Project Team: V. Rai (Rutgers), B. Michniak-Kohn, Ph. D. (Principal Investigator, Rutgers)
The buccal region of the mouth has been widely explored for the delivery of drugs and nutraceuticals. It is known that the content of non-polar lipids, ceramides and glycosylceramides (lipids forming majority of the permeation barrier) is lower in buccal membrane compared to skin which makes it a better target than transdermal route. When compared to the traditional oral route of administration, the buccal route of delivery offers distinct advantages such as avoiding first pass metabolism and pre-systemic elimination of chemical compounds within the GI tract. This is useful for compounds which have been shown to undergo extensive degradation by microorganisms in the gut and enzymes in the liver especially compounds with toxic metabolic by-products produced as a result of hepatic metabolism.

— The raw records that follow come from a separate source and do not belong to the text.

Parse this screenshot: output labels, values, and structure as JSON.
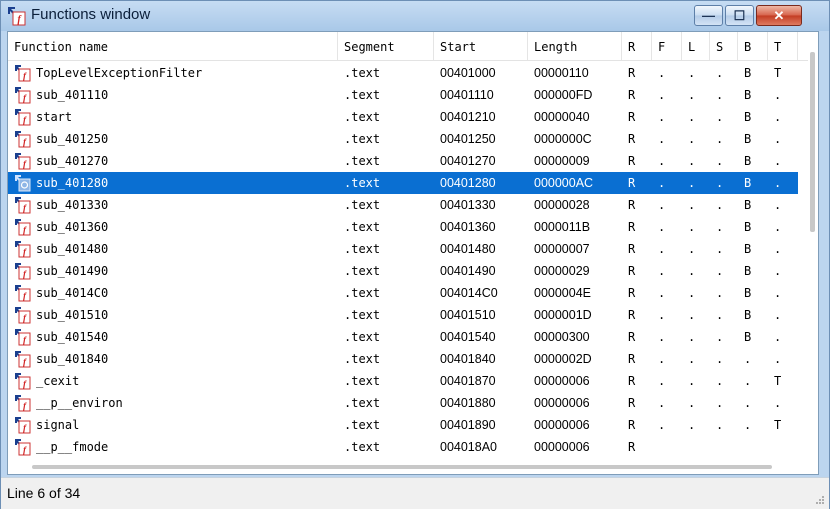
{
  "window": {
    "title": "Functions window"
  },
  "title_buttons": {
    "minimize": "—",
    "maximize": "☐",
    "close": "✕"
  },
  "columns": [
    {
      "label": "Function name"
    },
    {
      "label": "Segment"
    },
    {
      "label": "Start"
    },
    {
      "label": "Length"
    },
    {
      "label": "R"
    },
    {
      "label": "F"
    },
    {
      "label": "L"
    },
    {
      "label": "S"
    },
    {
      "label": "B"
    },
    {
      "label": "T"
    }
  ],
  "rows": [
    {
      "name": "TopLevelExceptionFilter",
      "segment": ".text",
      "start": "00401000",
      "length": "00000110",
      "r": "R",
      "f": ".",
      "l": ".",
      "s": ".",
      "b": "B",
      "t": "T"
    },
    {
      "name": "sub_401110",
      "segment": ".text",
      "start": "00401110",
      "length": "000000FD",
      "r": "R",
      "f": ".",
      "l": ".",
      "s": ".",
      "b": "B",
      "t": "."
    },
    {
      "name": "start",
      "segment": ".text",
      "start": "00401210",
      "length": "00000040",
      "r": "R",
      "f": ".",
      "l": ".",
      "s": ".",
      "b": "B",
      "t": "."
    },
    {
      "name": "sub_401250",
      "segment": ".text",
      "start": "00401250",
      "length": "0000000C",
      "r": "R",
      "f": ".",
      "l": ".",
      "s": ".",
      "b": "B",
      "t": "."
    },
    {
      "name": "sub_401270",
      "segment": ".text",
      "start": "00401270",
      "length": "00000009",
      "r": "R",
      "f": ".",
      "l": ".",
      "s": ".",
      "b": "B",
      "t": "."
    },
    {
      "name": "sub_401280",
      "segment": ".text",
      "start": "00401280",
      "length": "000000AC",
      "r": "R",
      "f": ".",
      "l": ".",
      "s": ".",
      "b": "B",
      "t": ".",
      "selected": true
    },
    {
      "name": "sub_401330",
      "segment": ".text",
      "start": "00401330",
      "length": "00000028",
      "r": "R",
      "f": ".",
      "l": ".",
      "s": ".",
      "b": "B",
      "t": "."
    },
    {
      "name": "sub_401360",
      "segment": ".text",
      "start": "00401360",
      "length": "0000011B",
      "r": "R",
      "f": ".",
      "l": ".",
      "s": ".",
      "b": "B",
      "t": "."
    },
    {
      "name": "sub_401480",
      "segment": ".text",
      "start": "00401480",
      "length": "00000007",
      "r": "R",
      "f": ".",
      "l": ".",
      "s": ".",
      "b": "B",
      "t": "."
    },
    {
      "name": "sub_401490",
      "segment": ".text",
      "start": "00401490",
      "length": "00000029",
      "r": "R",
      "f": ".",
      "l": ".",
      "s": ".",
      "b": "B",
      "t": "."
    },
    {
      "name": "sub_4014C0",
      "segment": ".text",
      "start": "004014C0",
      "length": "0000004E",
      "r": "R",
      "f": ".",
      "l": ".",
      "s": ".",
      "b": "B",
      "t": "."
    },
    {
      "name": "sub_401510",
      "segment": ".text",
      "start": "00401510",
      "length": "0000001D",
      "r": "R",
      "f": ".",
      "l": ".",
      "s": ".",
      "b": "B",
      "t": "."
    },
    {
      "name": "sub_401540",
      "segment": ".text",
      "start": "00401540",
      "length": "00000300",
      "r": "R",
      "f": ".",
      "l": ".",
      "s": ".",
      "b": "B",
      "t": "."
    },
    {
      "name": "sub_401840",
      "segment": ".text",
      "start": "00401840",
      "length": "0000002D",
      "r": "R",
      "f": ".",
      "l": ".",
      "s": ".",
      "b": ".",
      "t": "."
    },
    {
      "name": "_cexit",
      "segment": ".text",
      "start": "00401870",
      "length": "00000006",
      "r": "R",
      "f": ".",
      "l": ".",
      "s": ".",
      "b": ".",
      "t": "T"
    },
    {
      "name": "__p__environ",
      "segment": ".text",
      "start": "00401880",
      "length": "00000006",
      "r": "R",
      "f": ".",
      "l": ".",
      "s": ".",
      "b": ".",
      "t": "."
    },
    {
      "name": "signal",
      "segment": ".text",
      "start": "00401890",
      "length": "00000006",
      "r": "R",
      "f": ".",
      "l": ".",
      "s": ".",
      "b": ".",
      "t": "T"
    },
    {
      "name": "__p__fmode",
      "segment": ".text",
      "start": "004018A0",
      "length": "00000006",
      "r": "R",
      "f": "",
      "l": "",
      "s": "",
      "b": "",
      "t": ""
    }
  ],
  "status": {
    "text": "Line 6 of 34"
  },
  "colors": {
    "selection": "#0a6fd2",
    "icon_red": "#d12020",
    "icon_arrow": "#1a3f8f"
  },
  "icons": {
    "title": "function-icon",
    "row": "function-icon",
    "row_selected": "function-selected-icon"
  }
}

The LDD specializes in studying the permeation of different chemicals of pharmaceutical (e.g. nicotine, naltrexone) and nutraceutical (e.g. quercetin, tyrosine) importance across buccal membranes. The models used include both tissue engineered membranes available commercially (e.g. MatTek’s Corp. ORL 606) and ex vivo porcine buccal mucosa. The studies include the permeation analysis (flux, lag time, permeation coefficient, etc.) of compounds and their formulations, analysis of the tissues using sectioning, staining and immunohistochemistry analysis. The group also conducts studies to systematically evaluate the role of permeation enhancers and retardants compounds with chemicals of interest.
Funding Source: NIH R43 DA025351-01 “Oral transmucosal drug delivery system for nicotine” and NIH R43 AA018894-01 “Oral transmucosal drug delivery system for naltrexone for alcohol dependence treatment”.